Silence pressed in again.
"Elira," he said quietly.
"Yes?"
"There are parts of me that aren't good at this."
"At what?"
"Letting someone in," he said. "Staying."
She swallowed. "You don't have to promise anything."
"That's the problem," he said. "I don't know how to want something without promising it."
Her heart ached at the honesty.
"You don't have to decide today," she said.

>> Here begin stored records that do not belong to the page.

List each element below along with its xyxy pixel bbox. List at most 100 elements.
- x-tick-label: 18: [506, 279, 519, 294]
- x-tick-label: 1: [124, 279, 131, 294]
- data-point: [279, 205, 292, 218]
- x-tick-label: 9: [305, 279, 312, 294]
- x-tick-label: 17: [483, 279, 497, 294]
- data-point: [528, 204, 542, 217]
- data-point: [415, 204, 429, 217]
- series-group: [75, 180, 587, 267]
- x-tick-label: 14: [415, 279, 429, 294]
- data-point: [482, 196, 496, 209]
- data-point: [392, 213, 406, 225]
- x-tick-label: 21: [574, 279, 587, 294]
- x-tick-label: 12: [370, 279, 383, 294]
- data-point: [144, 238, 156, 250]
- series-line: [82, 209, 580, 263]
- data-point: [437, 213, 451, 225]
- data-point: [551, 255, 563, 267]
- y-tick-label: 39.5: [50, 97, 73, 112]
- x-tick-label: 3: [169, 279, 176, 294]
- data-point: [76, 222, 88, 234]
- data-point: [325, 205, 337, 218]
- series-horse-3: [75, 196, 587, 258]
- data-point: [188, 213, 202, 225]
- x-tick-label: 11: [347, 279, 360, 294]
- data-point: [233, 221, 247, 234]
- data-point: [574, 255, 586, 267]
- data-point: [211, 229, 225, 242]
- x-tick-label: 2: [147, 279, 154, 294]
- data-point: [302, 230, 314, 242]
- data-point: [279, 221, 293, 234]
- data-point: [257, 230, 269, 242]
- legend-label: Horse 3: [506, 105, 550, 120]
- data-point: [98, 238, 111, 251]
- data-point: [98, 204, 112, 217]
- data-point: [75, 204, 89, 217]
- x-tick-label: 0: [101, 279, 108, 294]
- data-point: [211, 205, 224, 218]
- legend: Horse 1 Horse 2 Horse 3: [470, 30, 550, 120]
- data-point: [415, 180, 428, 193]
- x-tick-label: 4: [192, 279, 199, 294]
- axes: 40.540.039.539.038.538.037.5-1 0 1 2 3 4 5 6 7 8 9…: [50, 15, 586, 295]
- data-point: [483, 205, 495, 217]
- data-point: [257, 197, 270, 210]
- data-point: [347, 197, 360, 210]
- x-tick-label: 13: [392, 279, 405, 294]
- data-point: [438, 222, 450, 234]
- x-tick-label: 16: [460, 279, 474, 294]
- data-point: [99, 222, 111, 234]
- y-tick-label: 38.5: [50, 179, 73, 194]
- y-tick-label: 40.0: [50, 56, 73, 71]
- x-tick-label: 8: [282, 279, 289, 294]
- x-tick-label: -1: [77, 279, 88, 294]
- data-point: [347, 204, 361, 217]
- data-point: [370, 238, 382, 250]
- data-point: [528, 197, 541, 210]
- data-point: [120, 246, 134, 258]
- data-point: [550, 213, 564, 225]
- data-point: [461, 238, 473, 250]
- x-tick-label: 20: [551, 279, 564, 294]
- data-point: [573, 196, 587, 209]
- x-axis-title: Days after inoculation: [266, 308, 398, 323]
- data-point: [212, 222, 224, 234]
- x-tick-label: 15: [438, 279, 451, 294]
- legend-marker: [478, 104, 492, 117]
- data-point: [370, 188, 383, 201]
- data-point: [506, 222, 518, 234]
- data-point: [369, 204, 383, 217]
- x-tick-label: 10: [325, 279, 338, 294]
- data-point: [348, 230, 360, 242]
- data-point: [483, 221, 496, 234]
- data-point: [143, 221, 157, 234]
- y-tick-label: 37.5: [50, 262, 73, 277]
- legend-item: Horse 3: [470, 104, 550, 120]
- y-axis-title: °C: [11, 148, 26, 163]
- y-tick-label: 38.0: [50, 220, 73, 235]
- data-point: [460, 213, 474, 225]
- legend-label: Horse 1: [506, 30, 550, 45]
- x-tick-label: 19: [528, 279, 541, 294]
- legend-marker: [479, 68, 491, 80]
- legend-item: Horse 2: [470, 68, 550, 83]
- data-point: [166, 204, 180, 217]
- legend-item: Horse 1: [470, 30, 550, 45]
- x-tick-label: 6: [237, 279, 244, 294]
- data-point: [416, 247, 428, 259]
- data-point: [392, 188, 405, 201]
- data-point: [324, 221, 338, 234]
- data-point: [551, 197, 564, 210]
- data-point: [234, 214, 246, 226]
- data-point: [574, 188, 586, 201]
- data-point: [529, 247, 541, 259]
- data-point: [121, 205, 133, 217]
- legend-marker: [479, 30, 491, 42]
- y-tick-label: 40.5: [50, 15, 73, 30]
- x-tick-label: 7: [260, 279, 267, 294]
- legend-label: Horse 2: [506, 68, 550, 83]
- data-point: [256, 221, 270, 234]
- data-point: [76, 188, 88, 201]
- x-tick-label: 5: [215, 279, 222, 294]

He nodded slowly. "Thank you for not asking me to be more than I am."
She smiled.
"Thank you for showing me who you are."
That night, Rowan sat alone in his apartment, staring at his phone.
He typed her name.
Stopped.
Deleted it.
Typed again.
Rowan: Are you home?
The reply came quickly.
Elira: Just got in. Is everything okay?
He stared at the screen, chest tight.
Rowan: I don't know.
A pause.
Elira: Do you want to talk?
He hesitated.
Rowan: Not tonight. I just wanted to know you were there.
Her reply came softly.
Elira: I am.
He set the phone down, breathing out slowly.
The next morning, Elira arrived at work to find Rowan already there, standing by her desk.
"You're early," she said.
"So are you."
He looked nervous.
"Did something happen?" she asked.
He nodded. "Can we talk?"
Her heart skipped. "Of course."
They stepped into the stairwell again, the familiar echo greeting them.
Rowan leaned against the wall, rubbing his hands together.
"There's something I should tell you," he said.
Elira's breath caught. "Okay."
He looked at her, eyes conflicted, voice low.
"I don't know how to do this," he admitted. "But I know I don't want to keep pretending"
Footsteps echoed above them.
Someone was coming down.
Rowan straightened abruptly, his expression closing off like a door slammed shut.
"We can't," he said quickly. "Not here."
He stepped back, distance reappearing between them like it had never left.
Elira stood frozen, heart racing, watching him retreat up the stairs without another word.
And for the first time since she met him, she felt it clearly
Whatever Rowan was about to say might change everything.
And she didn't know if he would ever say it again.